One nearby resident described the house, about 200 feet away from 
Martha Washington Elementary School, as "an average drug house."

"It's sad," said Eugene Whiters, who lives a block away, adding that 
such violence was not surprising in the area. The house where the 
shooting happened was among a group of about a dozen dilapidated 
homes with boarded-up windows, awnings falling down, and overgrown 
lawns littered with fallen bricks.

One man said police called his family at home to notify them that his 
nephew was shot dead in the house.

"These are bad times," the man said.

Police did not immediately release the names of the victims.

As police remained on the scene Thursday night, neighbors gathered, 
several crying and yelling, trying to get information about family 
members who they believed might have been in the house.

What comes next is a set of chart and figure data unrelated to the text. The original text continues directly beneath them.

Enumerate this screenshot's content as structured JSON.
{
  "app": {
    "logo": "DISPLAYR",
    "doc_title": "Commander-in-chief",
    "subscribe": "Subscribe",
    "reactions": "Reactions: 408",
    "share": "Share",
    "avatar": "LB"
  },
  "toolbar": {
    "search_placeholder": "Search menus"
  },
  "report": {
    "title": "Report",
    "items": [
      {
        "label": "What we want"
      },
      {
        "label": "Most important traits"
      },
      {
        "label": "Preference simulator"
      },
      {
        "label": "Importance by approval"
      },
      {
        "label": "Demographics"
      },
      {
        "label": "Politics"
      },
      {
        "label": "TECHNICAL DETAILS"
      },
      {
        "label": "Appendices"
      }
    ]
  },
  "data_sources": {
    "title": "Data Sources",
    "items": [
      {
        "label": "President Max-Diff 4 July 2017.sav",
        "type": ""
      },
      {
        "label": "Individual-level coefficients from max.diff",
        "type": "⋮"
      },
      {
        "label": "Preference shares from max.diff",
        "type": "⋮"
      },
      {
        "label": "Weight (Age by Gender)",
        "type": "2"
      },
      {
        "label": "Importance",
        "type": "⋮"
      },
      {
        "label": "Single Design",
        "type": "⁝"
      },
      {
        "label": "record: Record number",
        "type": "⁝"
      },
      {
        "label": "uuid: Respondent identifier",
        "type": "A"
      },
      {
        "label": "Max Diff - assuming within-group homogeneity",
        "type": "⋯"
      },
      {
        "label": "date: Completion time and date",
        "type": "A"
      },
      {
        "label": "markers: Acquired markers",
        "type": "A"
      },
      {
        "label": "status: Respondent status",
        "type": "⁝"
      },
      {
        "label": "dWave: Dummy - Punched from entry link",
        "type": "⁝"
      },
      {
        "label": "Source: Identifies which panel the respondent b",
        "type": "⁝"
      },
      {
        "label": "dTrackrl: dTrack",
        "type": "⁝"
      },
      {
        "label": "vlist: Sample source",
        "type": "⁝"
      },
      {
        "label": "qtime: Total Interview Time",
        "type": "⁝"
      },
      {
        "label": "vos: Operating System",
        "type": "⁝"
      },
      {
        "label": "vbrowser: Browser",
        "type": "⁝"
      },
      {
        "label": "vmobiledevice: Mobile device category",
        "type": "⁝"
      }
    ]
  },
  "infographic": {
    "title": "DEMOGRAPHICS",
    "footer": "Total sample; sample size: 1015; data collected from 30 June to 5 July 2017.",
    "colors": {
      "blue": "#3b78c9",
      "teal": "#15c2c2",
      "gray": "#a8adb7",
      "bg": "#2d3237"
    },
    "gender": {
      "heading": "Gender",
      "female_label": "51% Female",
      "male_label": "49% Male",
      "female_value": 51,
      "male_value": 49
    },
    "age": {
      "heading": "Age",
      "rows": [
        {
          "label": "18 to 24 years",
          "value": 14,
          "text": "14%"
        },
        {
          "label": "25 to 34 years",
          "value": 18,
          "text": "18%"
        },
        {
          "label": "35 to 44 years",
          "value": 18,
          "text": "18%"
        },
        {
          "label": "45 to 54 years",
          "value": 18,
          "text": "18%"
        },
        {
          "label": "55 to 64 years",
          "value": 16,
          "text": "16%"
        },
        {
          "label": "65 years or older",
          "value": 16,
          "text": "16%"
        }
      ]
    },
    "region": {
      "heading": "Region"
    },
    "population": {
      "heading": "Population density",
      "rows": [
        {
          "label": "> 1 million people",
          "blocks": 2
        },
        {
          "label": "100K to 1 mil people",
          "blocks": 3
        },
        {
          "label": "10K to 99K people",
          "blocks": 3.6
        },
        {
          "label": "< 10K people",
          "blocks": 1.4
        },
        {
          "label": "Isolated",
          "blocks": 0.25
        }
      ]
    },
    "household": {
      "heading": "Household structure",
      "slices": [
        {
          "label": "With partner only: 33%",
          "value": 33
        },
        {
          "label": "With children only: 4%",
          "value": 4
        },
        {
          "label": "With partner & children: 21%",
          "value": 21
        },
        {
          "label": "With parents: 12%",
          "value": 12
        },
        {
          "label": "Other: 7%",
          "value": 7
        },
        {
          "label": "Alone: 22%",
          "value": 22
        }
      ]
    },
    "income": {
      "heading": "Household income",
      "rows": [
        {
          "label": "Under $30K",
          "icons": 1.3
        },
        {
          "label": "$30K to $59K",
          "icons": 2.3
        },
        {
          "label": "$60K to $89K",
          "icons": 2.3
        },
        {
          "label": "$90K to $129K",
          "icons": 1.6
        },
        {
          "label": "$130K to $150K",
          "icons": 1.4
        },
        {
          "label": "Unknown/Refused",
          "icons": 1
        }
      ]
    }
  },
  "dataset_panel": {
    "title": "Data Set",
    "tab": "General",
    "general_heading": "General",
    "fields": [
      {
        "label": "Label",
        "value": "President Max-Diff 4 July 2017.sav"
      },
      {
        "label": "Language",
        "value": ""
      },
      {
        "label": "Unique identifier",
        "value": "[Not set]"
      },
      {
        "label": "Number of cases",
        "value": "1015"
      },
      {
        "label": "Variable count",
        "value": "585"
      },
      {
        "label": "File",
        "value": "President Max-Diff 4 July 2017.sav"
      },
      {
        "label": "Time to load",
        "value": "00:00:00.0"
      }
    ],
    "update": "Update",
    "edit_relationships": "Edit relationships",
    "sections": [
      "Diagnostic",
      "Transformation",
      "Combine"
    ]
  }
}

"I seen my little daughter running up the street," said a woman who 
declined to give her name. "She just said some guys ran past her with 
a gun. I told her to go in the house."

Four victims were taken to the Hospital of the University of 
Pennsylvania, according to a hospital spokeswoman. One of them later 
died, police said.

Tina Washington, 44, looking for her 23-year-old son who she thought 
may have been in the area, said she had often pulled young adults off 
the corner to get them away from the drug activity.

"You pray, and you talk to them, and you keep talking to them until 
you're blue in the face," she said.

The shooting came two days after seven people were killed in a 
shooting rampage at an office in Wakefield, Mass., north of Boston. 
Prosecutors say software engineer Michael McDermott opened fire on 
co-workers, emptying at least 37 rounds in no more than eight minutes.